We looked again at the situation with the 45 MHz REFL WFSs, which are used as sensors for the PR3 ASC loop. In the end, we didn't implement any changes to the sensors or the associated loops.

We were motivated by the following:

1. The current demod phases for these WFSs simply do not make sense; we expect that they should be similar (since the analog delays should be fairly well matched), but instead they are scattered by 100+ degrees.
2. The cHard and PR3 loops are strongly cross-coupled. We would like to be able to turn up the gain of cHard without impressing extra motion from other optics into DARM. [20523, 20497]
3. Any perturbation in the PR3 seems to couple into the SRC loops. We already know that the SRM loop is quite delicate, and we would like to get rid of this coupling if possible.

We tried the following:

• We changed the demod phases of the 45 MHz REFL WFSs, and then closed the PR3 loops.
  • We chose phases so that cHard pitch appears entirely in the Q phase (thereby leaving I dominated mostly by PR3 motion, hopefully). This was done previously, but loop retuning was not investigated in detail. Also, the phases of A3, A4, B3, and B4 seem to need an extra 180° phase shift in order to produce correctly phased signals (see screenshot).
  • We then found that only REFL45B gave a sensible error signal in response to PR3 motion (both pitch and yaw), so we closed the loops around B only.
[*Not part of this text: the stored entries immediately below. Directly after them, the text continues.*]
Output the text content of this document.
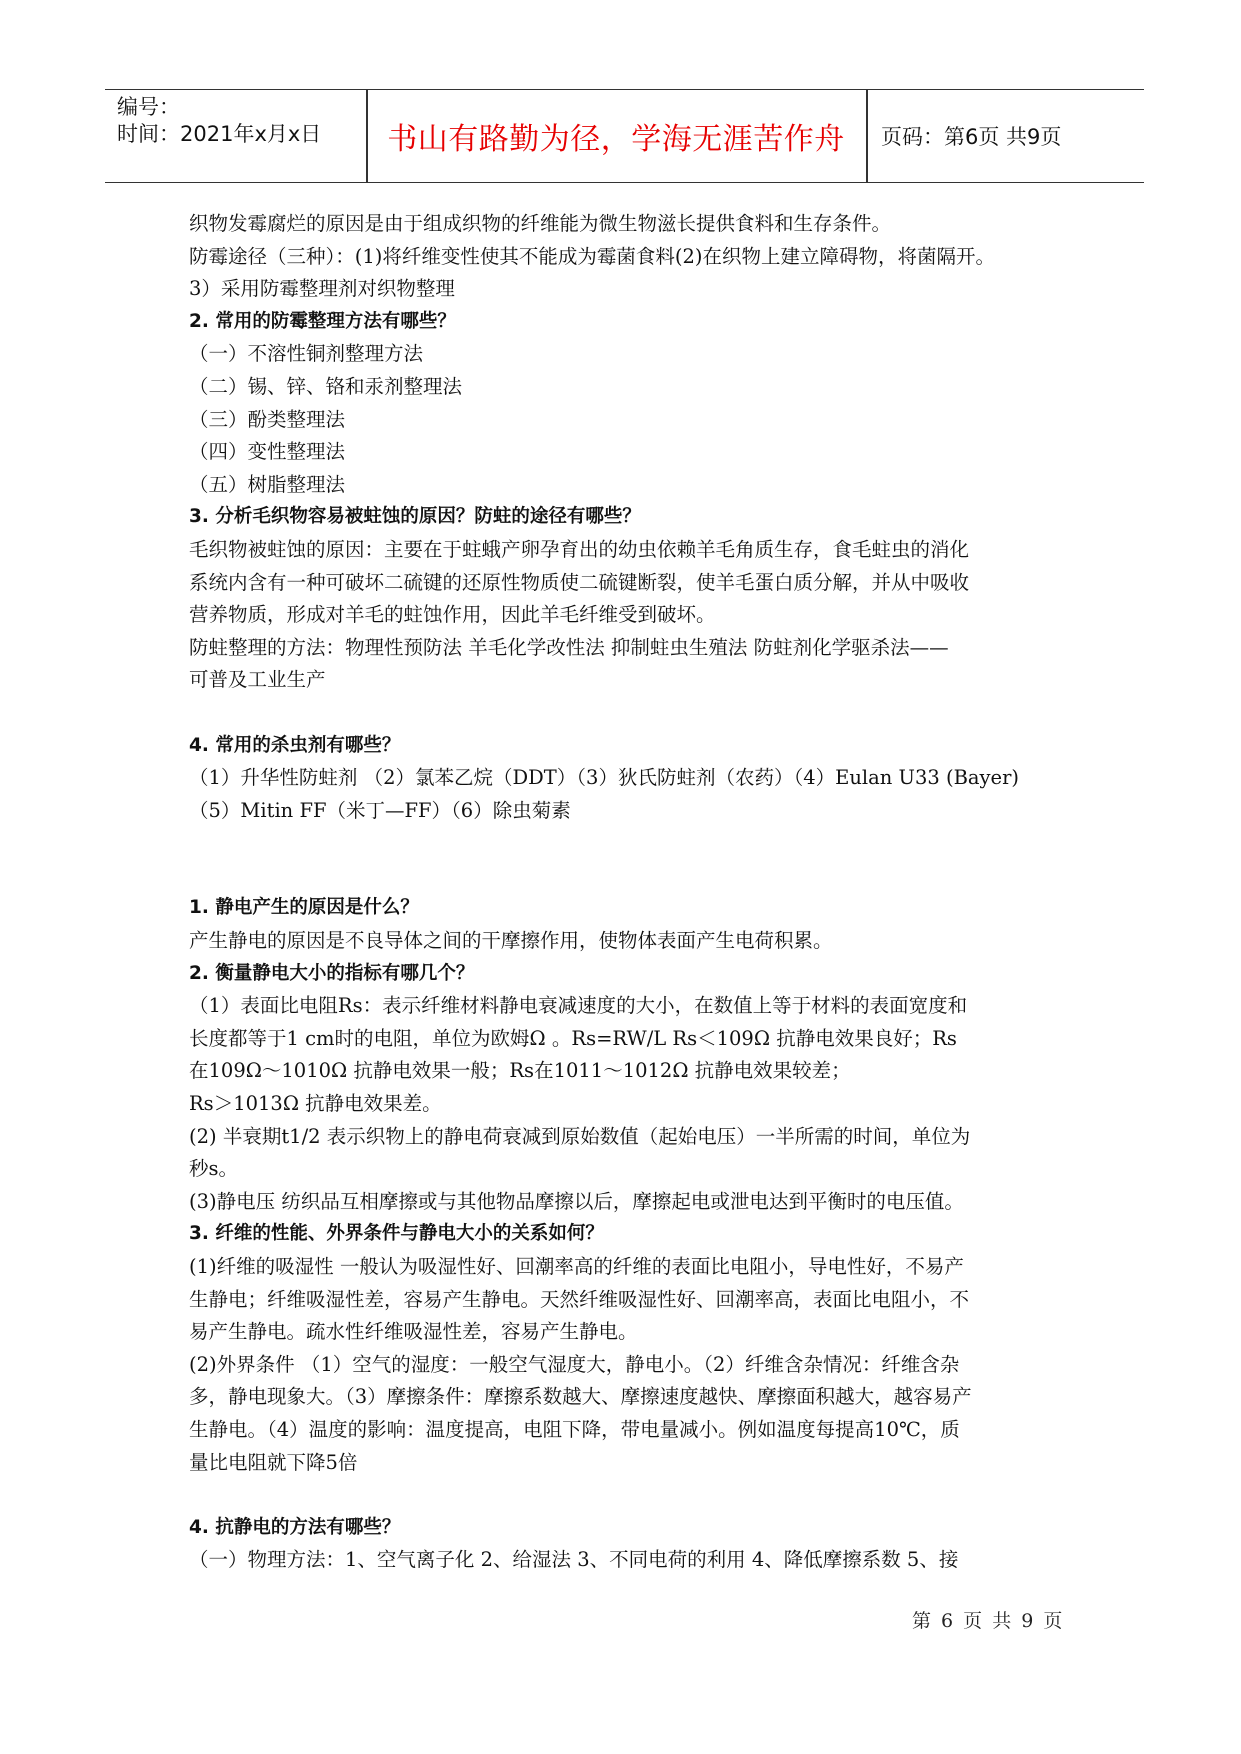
编号：
时间：2021年x月x日	书山有路勤为径，学海无涯苦作舟	页码：第6页 共9页

织物发霉腐烂的原因是由于组成织物的纤维能为微生物滋长提供食料和生存条件。

防霉途径（三种）：(1)将纤维变性使其不能成为霉菌食料(2)在织物上建立障碍物，将菌隔开。

3）采用防霉整理剂对织物整理

2. 常用的防霉整理方法有哪些？

（一）不溶性铜剂整理方法

（二）锡、锌、铬和汞剂整理法

（三）酚类整理法

（四）变性整理法

（五）树脂整理法

3. 分析毛织物容易被蛀蚀的原因？防蛀的途径有哪些？

毛织物被蛀蚀的原因：主要在于蛀蛾产卵孕育出的幼虫依赖羊毛角质生存，食毛蛀虫的消化

系统内含有一种可破坏二硫键的还原性物质使二硫键断裂，使羊毛蛋白质分解，并从中吸收

营养物质，形成对羊毛的蛀蚀作用，因此羊毛纤维受到破坏。

防蛀整理的方法：物理性预防法 羊毛化学改性法 抑制蛀虫生殖法 防蛀剂化学驱杀法——

可普及工业生产

4. 常用的杀虫剂有哪些？

（1）升华性防蛀剂 （2）氯苯乙烷（DDT）（3）狄氏防蛀剂（农药）（4）Eulan U33 (Bayer)

（5）Mitin FF（米丁—FF）（6）除虫菊素

1. 静电产生的原因是什么？

产生静电的原因是不良导体之间的干摩擦作用，使物体表面产生电荷积累。

2. 衡量静电大小的指标有哪几个？

（1）表面比电阻Rs：表示纤维材料静电衰减速度的大小，在数值上等于材料的表面宽度和

长度都等于1 cm时的电阻，单位为欧姆Ω 。Rs=RW/L Rs＜109Ω 抗静电效果良好；Rs

在109Ω～1010Ω 抗静电效果一般；Rs在1011～1012Ω 抗静电效果较差；

Rs＞1013Ω 抗静电效果差。

(2) 半衰期t1/2 表示织物上的静电荷衰减到原始数值（起始电压）一半所需的时间，单位为

秒s。

(3)静电压 纺织品互相摩擦或与其他物品摩擦以后，摩擦起电或泄电达到平衡时的电压值。

3. 纤维的性能、外界条件与静电大小的关系如何？

(1)纤维的吸湿性 一般认为吸湿性好、回潮率高的纤维的表面比电阻小，导电性好，不易产

生静电；纤维吸湿性差，容易产生静电。天然纤维吸湿性好、回潮率高，表面比电阻小，不

易产生静电。疏水性纤维吸湿性差，容易产生静电。

(2)外界条件 （1）空气的湿度：一般空气湿度大，静电小。（2）纤维含杂情况：纤维含杂

多，静电现象大。（3）摩擦条件：摩擦系数越大、摩擦速度越快、摩擦面积越大，越容易产

生静电。（4）温度的影响：温度提高，电阻下降，带电量减小。例如温度每提高10℃，质

量比电阻就下降5倍

4. 抗静电的方法有哪些？

（一）物理方法：1、空气离子化 2、给湿法 3、不同电荷的利用 4、降低摩擦系数 5、接

第 6 页 共 9 页
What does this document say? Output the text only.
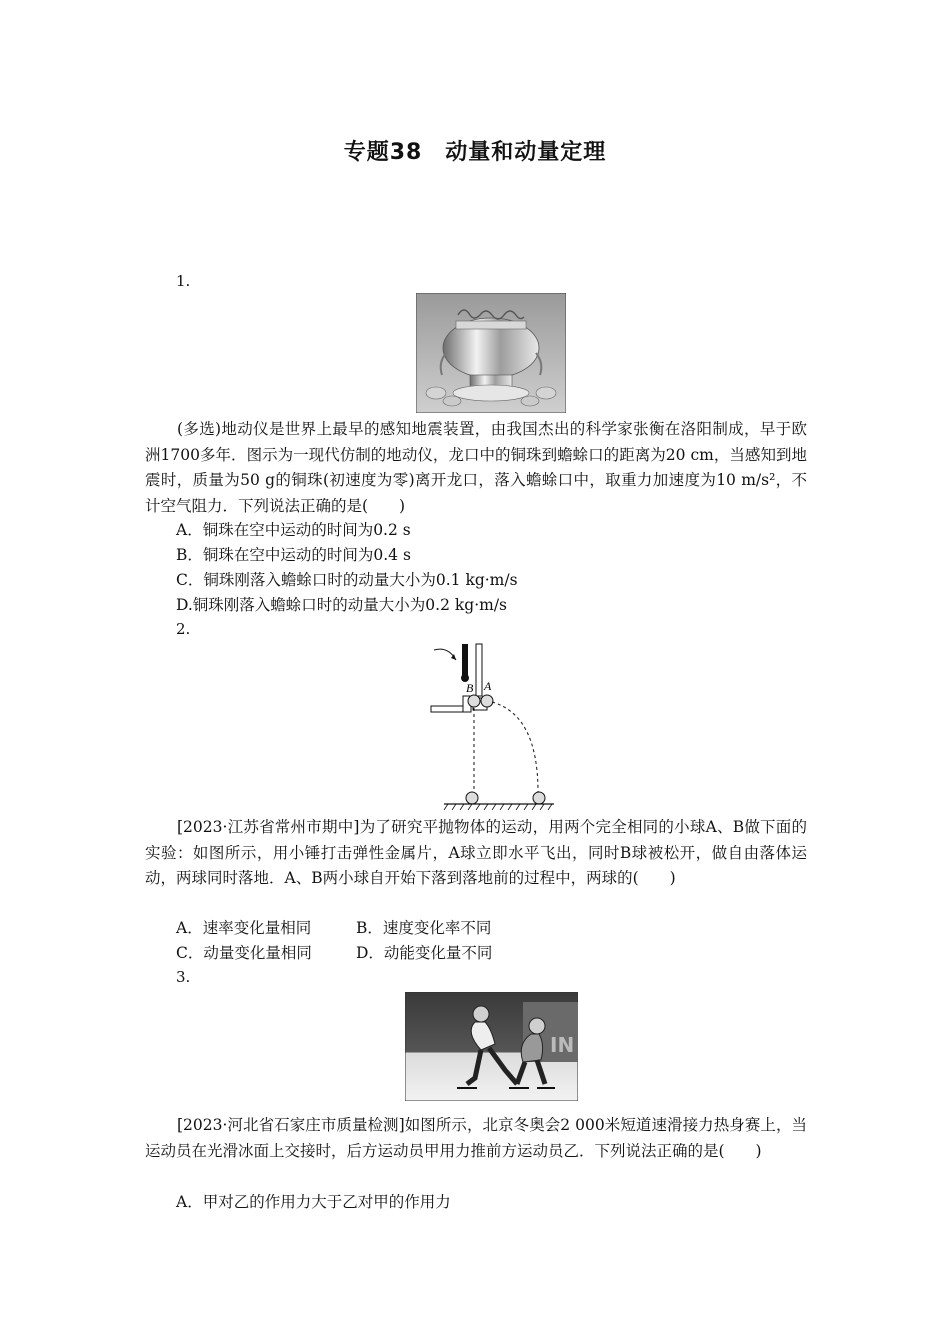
专题38　动量和动量定理
1.
(多选)地动仪是世界上最早的感知地震装置，由我国杰出的科学家张衡在洛阳制成，早于欧洲1700多年．图示为一现代仿制的地动仪，龙口中的铜珠到蟾蜍口的距离为20 cm，当感知到地震时，质量为50 g的铜珠(初速度为零)离开龙口，落入蟾蜍口中，取重力加速度为10 m/s²，不计空气阻力．下列说法正确的是(　　)
A．铜珠在空中运动的时间为0.2 s
B．铜珠在空中运动的时间为0.4 s
C．铜珠刚落入蟾蜍口时的动量大小为0.1 kg·m/s
D.铜珠刚落入蟾蜍口时的动量大小为0.2 kg·m/s
2.
B A
[2023·江苏省常州市期中]为了研究平抛物体的运动，用两个完全相同的小球A、B做下面的实验：如图所示，用小锤打击弹性金属片，A球立即水平飞出，同时B球被松开，做自由落体运动，两球同时落地．A、B两小球自开始下落到落地前的过程中，两球的(　　)
A．速率变化量相同	B．速度变化率不同
C．动量变化量相同	D．动能变化量不同
3.
IN
[2023·河北省石家庄市质量检测]如图所示，北京冬奥会2 000米短道速滑接力热身赛上，当运动员在光滑冰面上交接时，后方运动员甲用力推前方运动员乙．下列说法正确的是(　　)
A．甲对乙的作用力大于乙对甲的作用力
Additionally, the required digital gain went from 2 ct/ct (with the old phasing) to 40 ct/ct, perhaps indicating that the "old" PR3 configuration is actually dominated by cHard motion.
• This seemed to produce a constellation of bad things:
  • The sideband buildups (POP18 and AS90) were slightly suboptimal (i.e., fuzzy and not maximized).
  • The soft loops reduced the recycling gain (to 36 W/W or so) when they came on.
  • Switching the SRM yaw loop input matrix elements at 3 W seemed to make POP90 worse.
• We tried using new trans QPD offsets for the soft loops, but this led to the familiar angular instability when going to 20+ W.
• We also tried to find a new SRM yaw matrix element, but this didn't work either.
• We also turned off the dc oplev coupling on SR3, since we didn't want the optic position to be dragged away by the ground.
• In the end, we simply reverted all the changes we made.

After that, we couldn't get to full power because of an oscillation that showed up in dHard pitch when going to 20+ W. (We've seen this before, and it seems to be distinct from the angular instability mentioned above.) To get around this, we had to slightly beef up the resonant gain that gets turned on in dHard pitch when the power is increased.

Also, there were some small maintenance tasks that we did:

• Improved the filter hygiene of the DC centering loops (there were some integrators that didn't have ac gain of 1, some low-pass filters that didn't have dc gain of 1, some filters with ambiguous names, etc.)
• Added an optional ISC_LOCK guardian state called REDUCE_MODULATION_DEPTH, which implements the 3 dB modulation depth reduction that Stefan and I have carried out before.